A similar critique applied to girls' high schools. In 1899, Education Minister Kabayama Sukenori had explained that girls' high schools
exist for the nourishment of good wives and wise mothers [by] nourishing a warm and chaste character and the most beautiful and elevated temperament … [as well as] furnish[ing] the knowledge of arts and crafts necessary for middle to upper class life.
As we have seen, however, popular songs and other texts reveal that many critics complained that girls treated the schools simply as a means to polish their “high collar” credentials, focusing more on preening, gossip, and romance than on the substance of being a proper modern woman; other writers complained that male teachers in girls' schools lacked proper qualifications and were of dubious moral integrity. In his 1914 study, Inspector Yamamoto also argued that the drive among less-affluent girls to attend girls' high schools and enter the middle class had left them vulnerable to numerous problems. Such girls had trouble finding marriage partners who satisfied their aspirations: they were too educated for men of their own status, but too lowly to qualify as spouses for the elite gentlemen they desired.

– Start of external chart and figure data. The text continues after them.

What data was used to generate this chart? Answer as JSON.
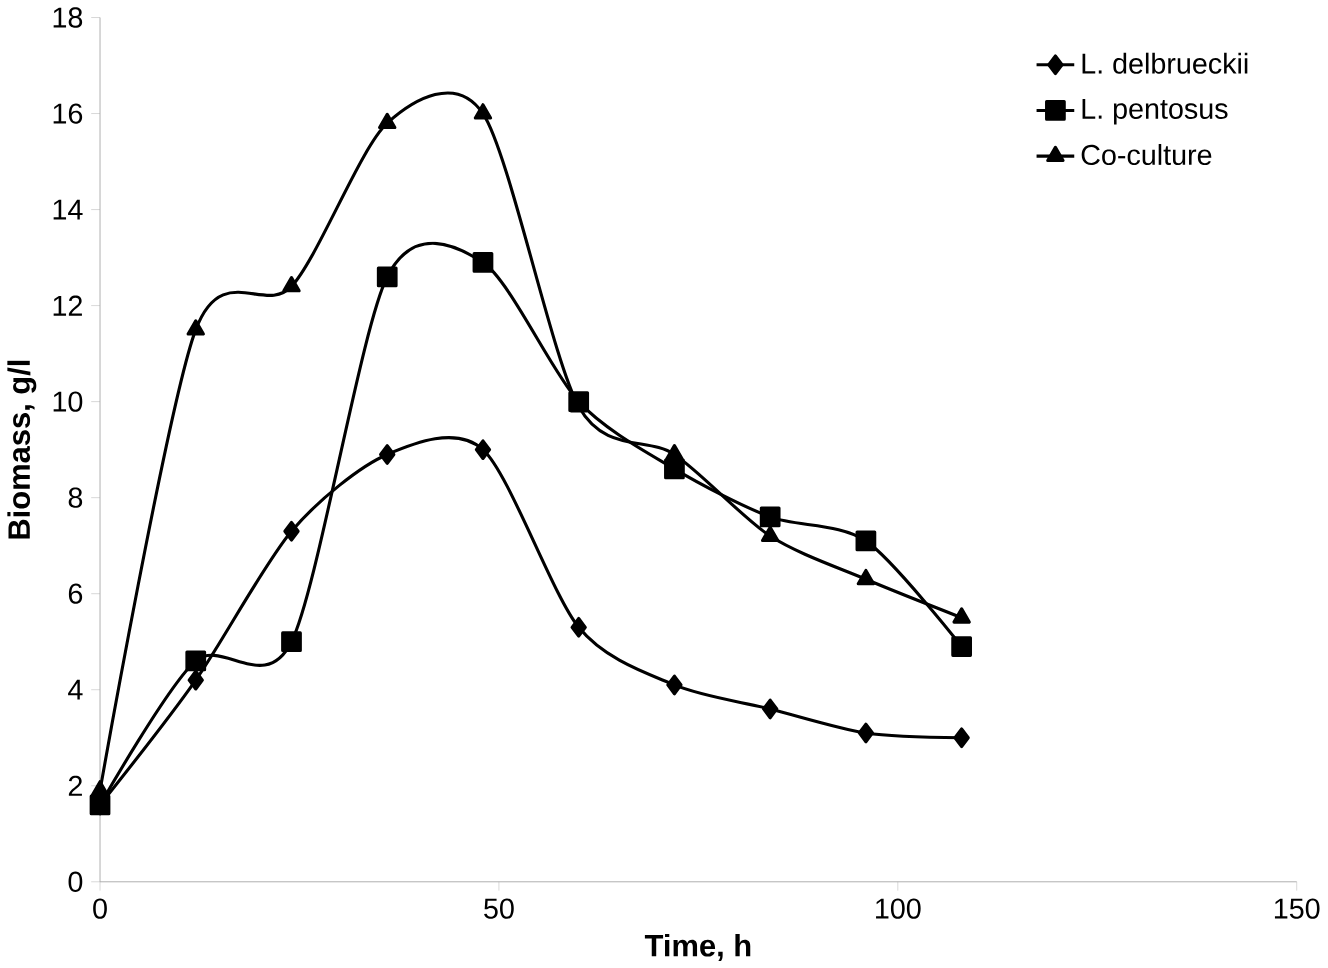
{
  "chart_data": {
    "type": "line",
    "xlabel": "Time, h",
    "ylabel": "Biomass, g/l",
    "x": [
      0,
      12,
      24,
      36,
      48,
      60,
      72,
      84,
      96,
      108
    ],
    "series": [
      {
        "name": "L. delbrueckii",
        "color": "#000000",
        "marker": "diamond",
        "values": [
          1.6,
          4.2,
          7.3,
          8.9,
          9.0,
          5.3,
          4.1,
          3.6,
          3.1,
          3.0
        ]
      },
      {
        "name": "L. pentosus",
        "color": "#000000",
        "marker": "square",
        "values": [
          1.6,
          4.6,
          5.0,
          12.6,
          12.9,
          10.0,
          8.6,
          7.6,
          7.1,
          4.9
        ]
      },
      {
        "name": "Co-culture",
        "color": "#000000",
        "marker": "triangle",
        "values": [
          1.9,
          11.5,
          12.4,
          15.8,
          16.0,
          9.9,
          8.9,
          7.2,
          6.3,
          5.5
        ]
      }
    ],
    "xlim": [
      0,
      150
    ],
    "xticks": [
      0,
      50,
      100,
      150
    ],
    "ylim": [
      0,
      18
    ],
    "yticks": [
      0,
      2,
      4,
      6,
      8,
      10,
      12,
      14,
      16,
      18
    ],
    "grid": false,
    "legend": "top right",
    "line_style": "solid"
  }
}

Frustrated and prone to hysteria (another new subject of professional and popular interest), these young women took jobs as elementary school teachers, nurses, and office workers, positions in which they were vulnerable to seduction by delinquent youths and other lechers. Rather than go to secondary school, Yamamoto advised, these girls would be better off learning the skills appropriate for making homes of lower-middle class or inferior standing.”
- David Ambaras, “Civilizing “Degenerate Students”,” Bad Youth: Juvenile Delinquency and the Politics of Everyday Life in Modern Japan. Berkeley: University of California Press, 2005. pp. 85-89.